I have a class B which extends A . I am trying to copy A onto B (since B has all the same properties (and more) as A ).

Example:

class TypeA {
    propX: number = 0;
    propY: number = 0;
}

class TypeB extends TypeA {
    propZ: number = 0;
}

let A: TypeA = {propX: 1, propY: 2};
let B: TypeB = new TypeB();

//Here I want to copy A's properties onto B
Object.keys(A).forEach(prop => B[prop] = A[prop]);  //this how we did it on older version of typescript, still works in this example but won't compile in my new project

//now set B's non-shared property
B.propZ = 3;

//desired output {propX: 1, propY: 2, propZ: 3}
console.log(B);

That Ojbect.keys(A) ... line is how we did it on a project with an earlier TS version, but now it won't compile. In fact, in this TS fiddle it will successfully run with desired results. However, there are errors on that line. And in my Angular project, it simply won't compile at all.

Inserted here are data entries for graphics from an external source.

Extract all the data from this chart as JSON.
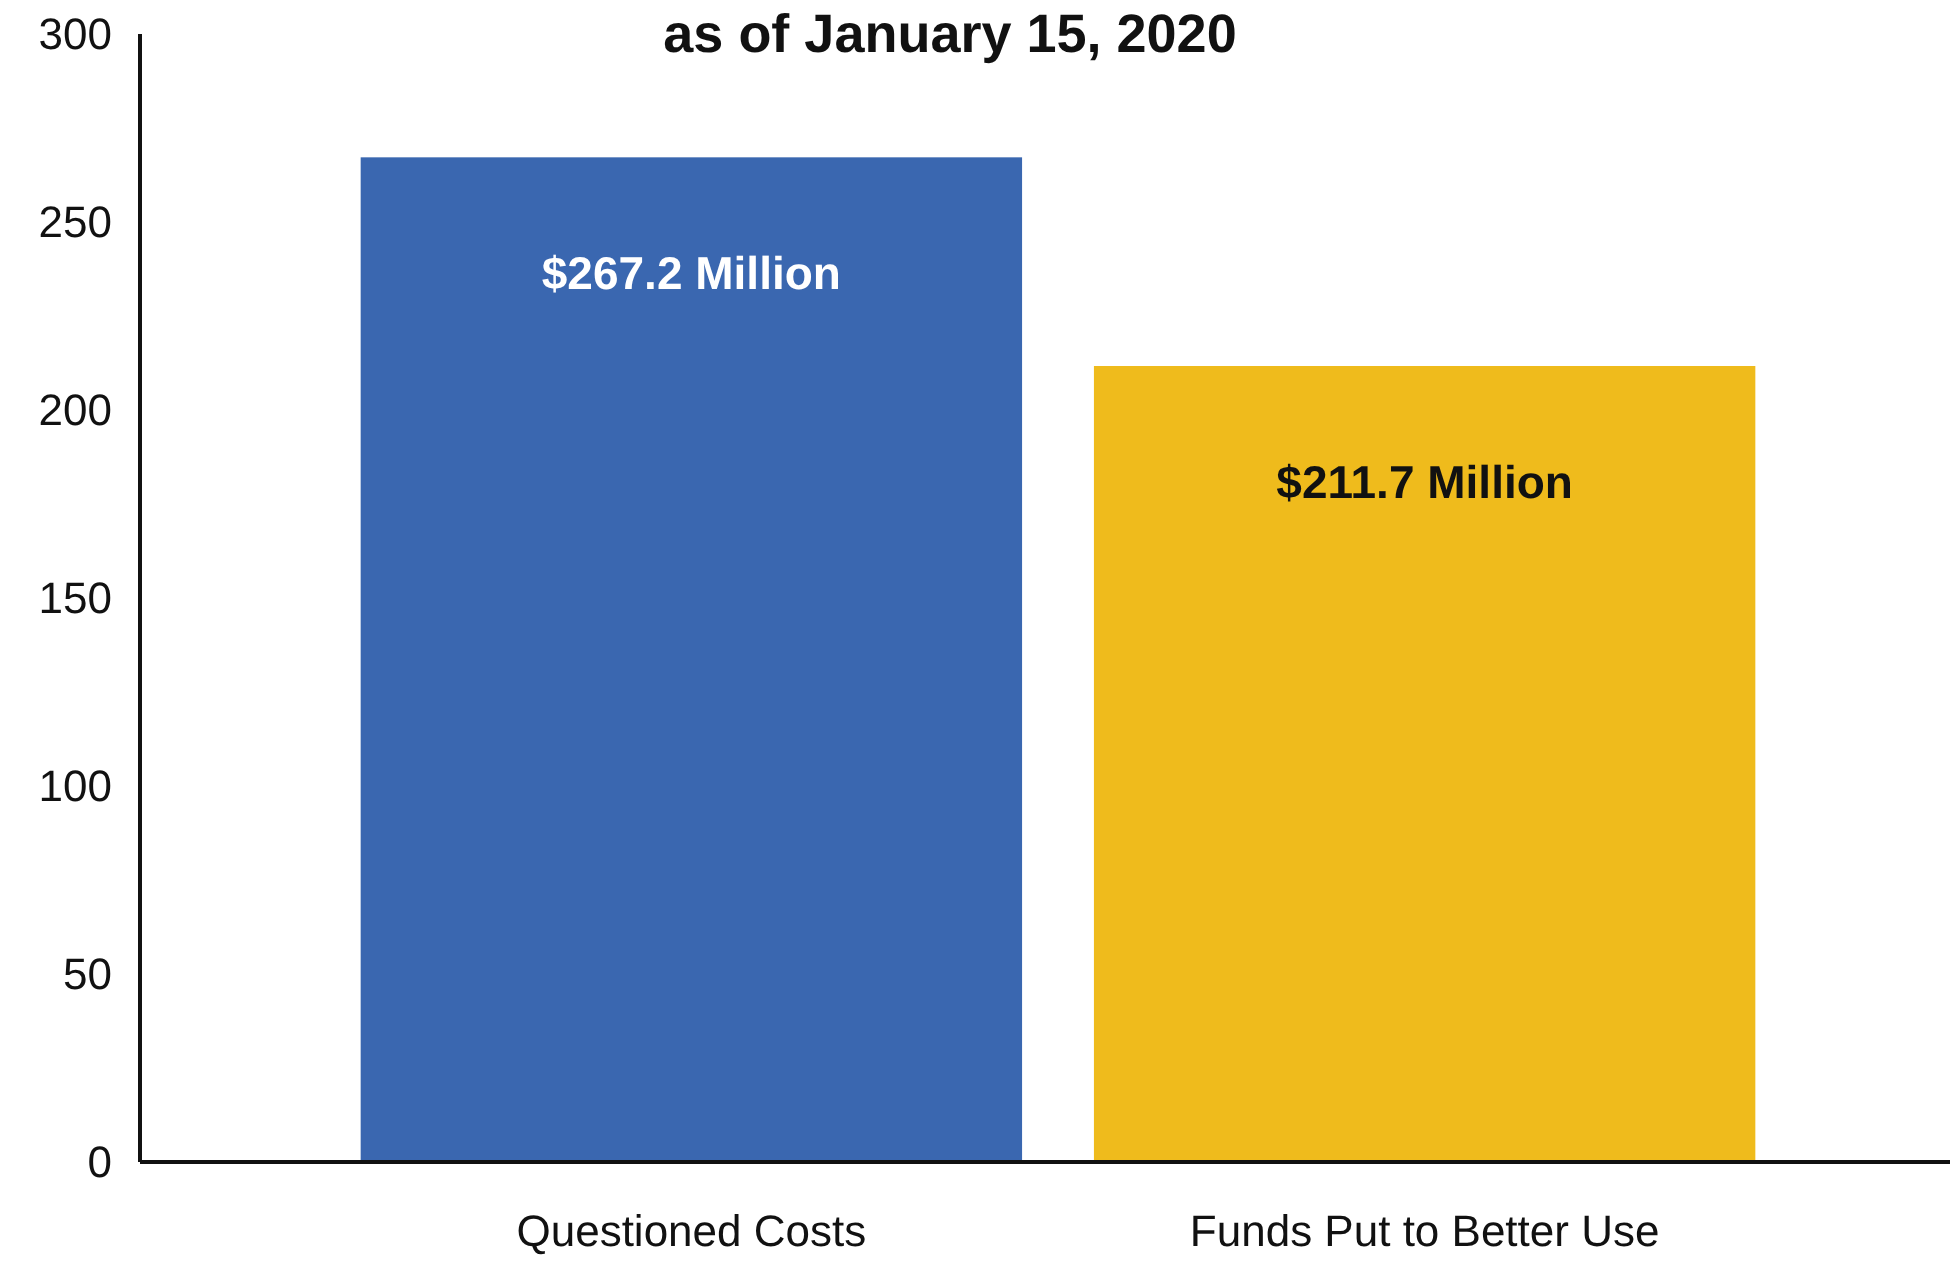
{
  "chart_data": {
    "type": "bar",
    "title": "as of January 15, 2020",
    "categories": [
      "Questioned Costs",
      "Funds Put to Better Use"
    ],
    "values": [
      267.2,
      211.7
    ],
    "colors": [
      "#3a67b0",
      "#efbb1c"
    ],
    "value_labels": [
      "$267.2 Million",
      "$211.7 Million"
    ],
    "ylim": [
      0,
      300
    ],
    "yticks": [
      0,
      50,
      100,
      150,
      200,
      250,
      300
    ]
  }
}
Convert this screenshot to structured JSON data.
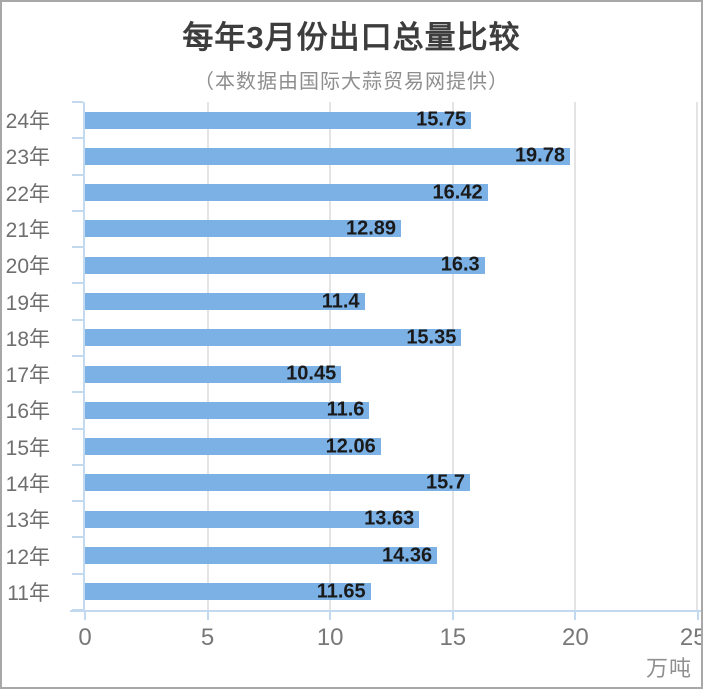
{
  "chart_data": {
    "type": "bar",
    "orientation": "horizontal",
    "title": "每年3月份出口总量比较",
    "subtitle": "（本数据由国际大蒜贸易网提供）",
    "categories": [
      "24年",
      "23年",
      "22年",
      "21年",
      "20年",
      "19年",
      "18年",
      "17年",
      "16年",
      "15年",
      "14年",
      "13年",
      "12年",
      "11年"
    ],
    "values": [
      15.75,
      19.78,
      16.42,
      12.89,
      16.3,
      11.4,
      15.35,
      10.45,
      11.6,
      12.06,
      15.7,
      13.63,
      14.36,
      11.65
    ],
    "x_ticks": [
      0,
      5,
      10,
      15,
      20,
      25
    ],
    "xlim": [
      0,
      25
    ],
    "x_unit_label": "万吨",
    "grid": true,
    "legend": "none",
    "colors": {
      "bar": "#7cb1e6",
      "axis": "#c3d9ef",
      "grid": "#e4e4e4",
      "category_label": "#6f6f6f",
      "value_label": "#1a1a1a",
      "title": "#3d3d3d",
      "subtitle": "#8e8e8e"
    }
  }
}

How can/should I do this now?

Also, yes I did look at this similar question , but did not find a working solution. The accepted "solution" there does not appear correct to me, despite not understanding it, I tried implementing it to my example with:

let key: keyof TypeA;
for (key in A) {
  A = {
    ...A,
    [key]: B[key]
  }
}

That really doesn't make much sense to me, but I tried it anyway before posting 🤷‍♂️

Thanks for your time.

Answer 1

The old "hey compiler shut up I know what I'm doing".

Object.keys(A).forEach((prop) => { (B as any)[prop] = (A as any)[prop]; });

or

Object.keys(A).forEach((prop) => { (<any>B)[prop] = (<any>A)[prop]; });

Some might say it's bad practice, but I think it's fine in this situation.

Answer 2

You can store your keys in a readonly array and iterate the keys when copying the values. You also use this array to constrain the shape of the base class when defining it:

TS Playground

// Define the common keys in a readonly array:
const keysA = ['propX', 'propY'] as const;
type KeyA = typeof keysA[number];

// Define the base class using an "implements" clause to ensure that
// its shape includes the keys above:
class TypeA implements Record<KeyA, number> {
  propX: number = 0;
  propY: number = 0;
}

class TypeB extends TypeA {
  propZ: number = 0;
}

let A: TypeA = {propX: 1, propY: 2};
// Just a note: A is not an instance of TypeA since you did not construct it:
console.log({'A instanceof TypeA': A instanceof TypeA}); // false

let B: TypeB = new TypeB();

// This is ok because the keys are string literals in the readonly array:
for (const key of keysA) B[key] = A[key];

B.propZ = 3;

console.log({B}); // { propX: 1, propY: 2, propZ: 3 }